Clinical Features - Silent Threats Scream
- Often asymptomatic, discovered incidentally.
- Thoracic Aortic Aneurysm (TAA):
- Chest/back pain (most common).
- Dyspnea, cough, hoarseness (recurrent laryngeal nerve).
- Dysphagia (esophageal compression).
- Superior Vena Cava (SVC) syndrome.
- Abdominal Aortic Aneurysm (AAA):
- Most are asymptomatic until rupture.
- Pulsatile abdominal mass (often found on routine exam).
- Abdominal or back pain (constant, gnawing; suggests expansion/impending rupture).
- Limb ischemia (embolic phenomena).

- Rupture Triad (AAA):
- Sudden severe pain (abdominal/back/flank).
- Hypotension.
- Pulsatile abdominal mass.
⭐ Most AAAs are infrarenal.
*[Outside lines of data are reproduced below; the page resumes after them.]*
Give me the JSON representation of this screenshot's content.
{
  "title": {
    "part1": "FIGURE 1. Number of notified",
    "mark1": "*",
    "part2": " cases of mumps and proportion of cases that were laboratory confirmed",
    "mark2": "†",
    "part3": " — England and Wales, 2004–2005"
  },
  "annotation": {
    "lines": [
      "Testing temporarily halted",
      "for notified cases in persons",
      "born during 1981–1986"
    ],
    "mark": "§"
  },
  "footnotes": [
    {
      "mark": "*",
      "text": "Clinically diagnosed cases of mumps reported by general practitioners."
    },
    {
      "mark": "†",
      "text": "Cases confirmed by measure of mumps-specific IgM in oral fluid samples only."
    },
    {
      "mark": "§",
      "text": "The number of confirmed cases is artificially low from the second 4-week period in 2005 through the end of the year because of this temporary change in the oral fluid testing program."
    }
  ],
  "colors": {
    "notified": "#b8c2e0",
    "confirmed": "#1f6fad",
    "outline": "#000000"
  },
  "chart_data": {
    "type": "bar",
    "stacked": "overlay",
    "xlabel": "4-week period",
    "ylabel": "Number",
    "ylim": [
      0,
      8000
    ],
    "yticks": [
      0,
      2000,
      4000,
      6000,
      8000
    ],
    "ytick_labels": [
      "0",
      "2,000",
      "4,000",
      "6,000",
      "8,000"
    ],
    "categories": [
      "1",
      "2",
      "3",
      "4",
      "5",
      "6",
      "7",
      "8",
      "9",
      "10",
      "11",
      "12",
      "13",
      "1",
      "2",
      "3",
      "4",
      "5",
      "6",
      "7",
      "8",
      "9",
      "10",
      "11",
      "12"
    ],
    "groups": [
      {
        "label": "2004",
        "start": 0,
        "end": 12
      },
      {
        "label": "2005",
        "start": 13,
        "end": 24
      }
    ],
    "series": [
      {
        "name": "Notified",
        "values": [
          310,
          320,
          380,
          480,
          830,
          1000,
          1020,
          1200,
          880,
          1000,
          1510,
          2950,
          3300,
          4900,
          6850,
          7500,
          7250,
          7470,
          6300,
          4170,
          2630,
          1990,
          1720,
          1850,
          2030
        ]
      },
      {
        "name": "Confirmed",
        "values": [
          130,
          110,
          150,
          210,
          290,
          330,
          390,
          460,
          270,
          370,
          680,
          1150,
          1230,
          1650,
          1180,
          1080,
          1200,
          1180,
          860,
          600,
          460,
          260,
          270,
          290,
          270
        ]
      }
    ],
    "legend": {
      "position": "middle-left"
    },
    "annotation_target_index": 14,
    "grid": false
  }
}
Rupture into the retroperitoneum is more common than free intraperitoneal rupture, leading to a contained hematoma initially before potential free rupture and rapid exsanguination. 📌 RUPTURE = Renal colic-like pain, Unstable vitals, Pulsatile mass, Tender abdomen, Urge to defecate, Radiating pain to back/groin, Ecchymosis (Grey Turner's/Cullen's sign - late).
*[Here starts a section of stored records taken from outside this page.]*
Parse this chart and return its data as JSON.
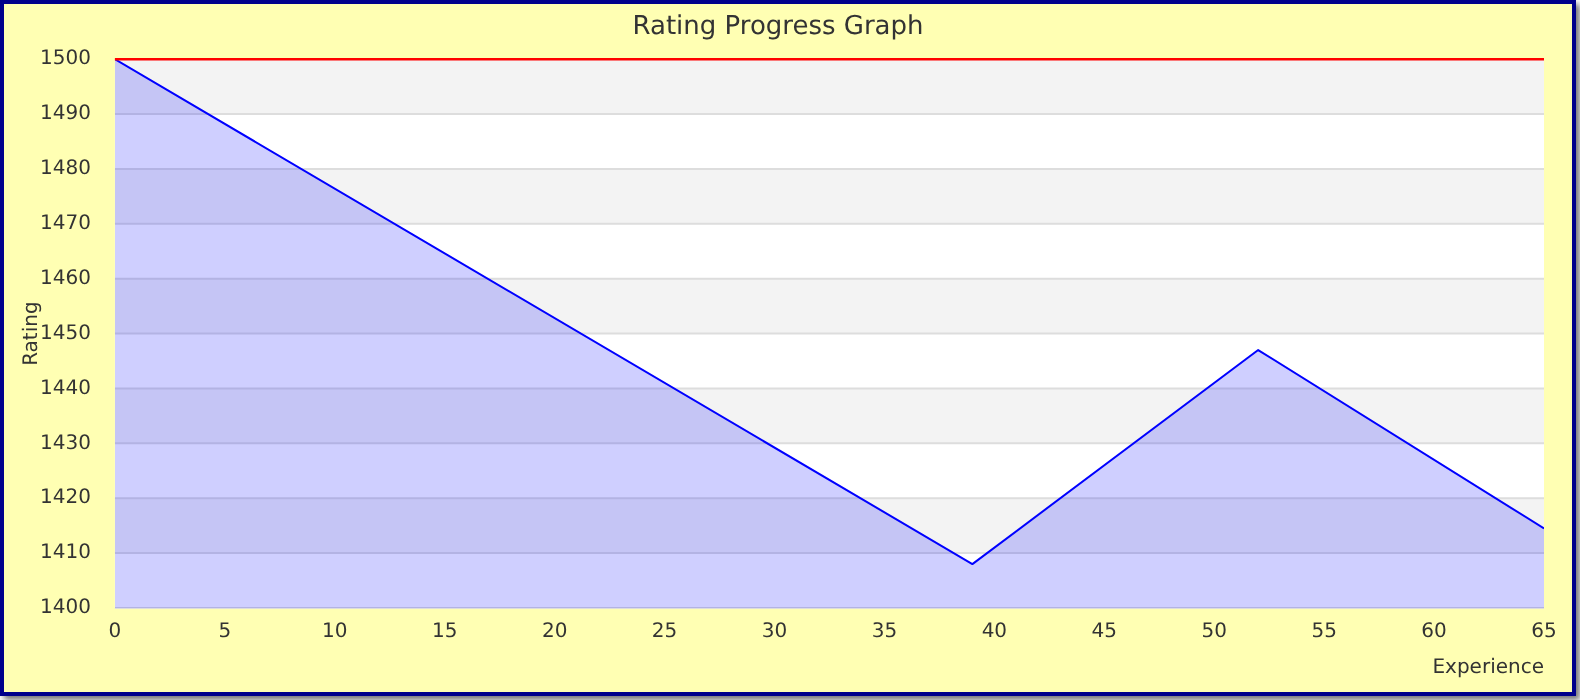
{
  "chart_data": {
    "type": "area",
    "title": "Rating Progress Graph",
    "xlabel": "Experience",
    "ylabel": "Rating",
    "x": [
      0,
      39,
      52,
      65
    ],
    "series": [
      {
        "color": "#0000ff",
        "values": [
          1500,
          1408,
          1447,
          1414.5
        ]
      }
    ],
    "xlim": [
      0,
      65
    ],
    "xticks": [
      0,
      5,
      10,
      15,
      20,
      25,
      30,
      35,
      40,
      45,
      50,
      55,
      60,
      65
    ],
    "ylim": [
      1400,
      1500
    ],
    "yticks": [
      1400,
      1410,
      1420,
      1430,
      1440,
      1450,
      1460,
      1470,
      1480,
      1490,
      1500
    ],
    "ref_lines": [
      {
        "axis": "y",
        "value": 1500,
        "color": "#ff0000"
      }
    ],
    "grid": "y",
    "legend": false,
    "marker": "none",
    "line_style": "solid"
  }
}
Diagnosis & Screening - Spotting the Swell
- Clinical: Often asymptomatic. Pulsatile abdominal mass.
- Imaging:
- Ultrasound (USG): Primary for diagnosis & screening; measures diameter accurately.
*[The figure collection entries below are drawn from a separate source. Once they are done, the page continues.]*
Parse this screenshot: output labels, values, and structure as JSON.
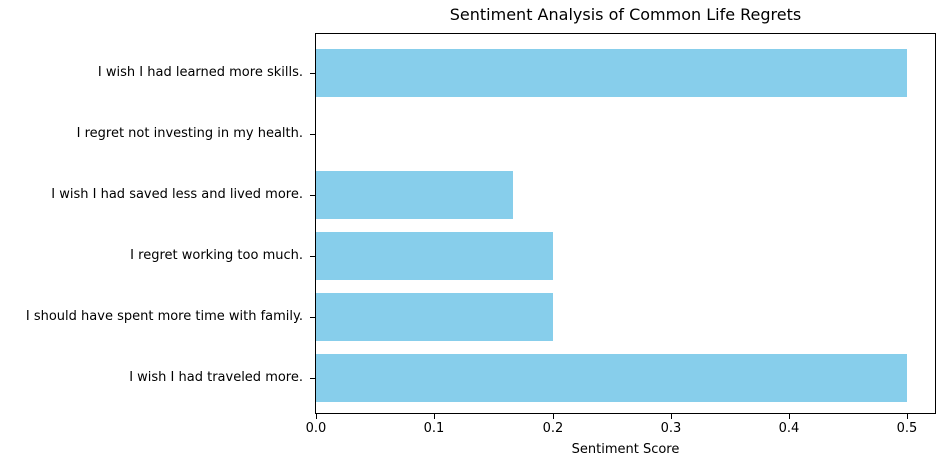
{
  "chart_data": {
    "type": "bar",
    "orientation": "horizontal",
    "title": "Sentiment Analysis of Common Life Regrets",
    "xlabel": "Sentiment Score",
    "ylabel": "",
    "categories": [
      "I wish I had learned more skills.",
      "I regret not investing in my health.",
      "I wish I had saved less and lived more.",
      "I regret working too much.",
      "I should have spent more time with family.",
      "I wish I had traveled more."
    ],
    "values": [
      0.5,
      0.0,
      0.1667,
      0.2,
      0.2,
      0.5
    ],
    "x_ticks": [
      0.0,
      0.1,
      0.2,
      0.3,
      0.4,
      0.5
    ],
    "x_tick_labels": [
      "0.0",
      "0.1",
      "0.2",
      "0.3",
      "0.4",
      "0.5"
    ],
    "xlim": [
      0,
      0.525
    ],
    "bar_color": "#87CEEB",
    "spine_color": "#000000",
    "grid": false,
    "legend": "none",
    "background": "#ffffff"
  }
}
- CT Angiography (CTA): Gold standard for pre-operative planning; details anatomy, extent, vessel involvement.
- MRA: CTA alternative (e.g., renal issues, contrast allergy).
- AXR: Incidental finding (calcified aortic outline).
- Screening (USPSTF):
⭐ AAA Definition: Focal aortic dilation ≥ 3.0 cm OR > 1.5 times normal diameter (normal aorta ≈ 2.0 cm).

Management - Repair & Rescue
- Indications for Repair (AAA):
- Symptomatic (pain, embolism)
- Diameter >5.5 cm (men), >5.0 cm (women)
- Rapid expansion: >0.5 cm in 6 months or >1 cm/year
- Complications: dissection, pseudoaneurysm
- Repair Options:
- Endovascular Aneurysm Repair (EVAR): Preferred for suitable anatomy; lower perioperative mortality.
- Open Surgical Repair: For complex anatomy, younger patients, connective tissue disorders.
- Ruptured AAA (Rescue):
- Emergency surgery (EVAR or open)
- Permissive hypotension (SBP 70-90 mmHg) until aortic control.
- ABCDE, IV access, cross-match blood.
⭐ Post-EVAR, endoleaks are a common complication requiring surveillance and potential re-intervention. Type II endoleak (branch vessel backflow) is the most frequent.
High‑Yield Points - ⚡ Biggest Takeaways
- Abdominal Aortic Aneurysms (AAA) are most common, typically infrarenal.
- Atherosclerosis is the primary cause; smoking is a major risk factor.
- Often asymptomatic; rupture triad: pain, hypotension, pulsatile mass.
- Ultrasound for screening (men 65-75 with smoking history) & surveillance.
- CT angiography for pre-operative planning.
- Repair (open or EVAR) if diameter > 5.5 cm, rapidly expanding, or symptomatic.
- Law of Laplace links size to ↑rupture risk.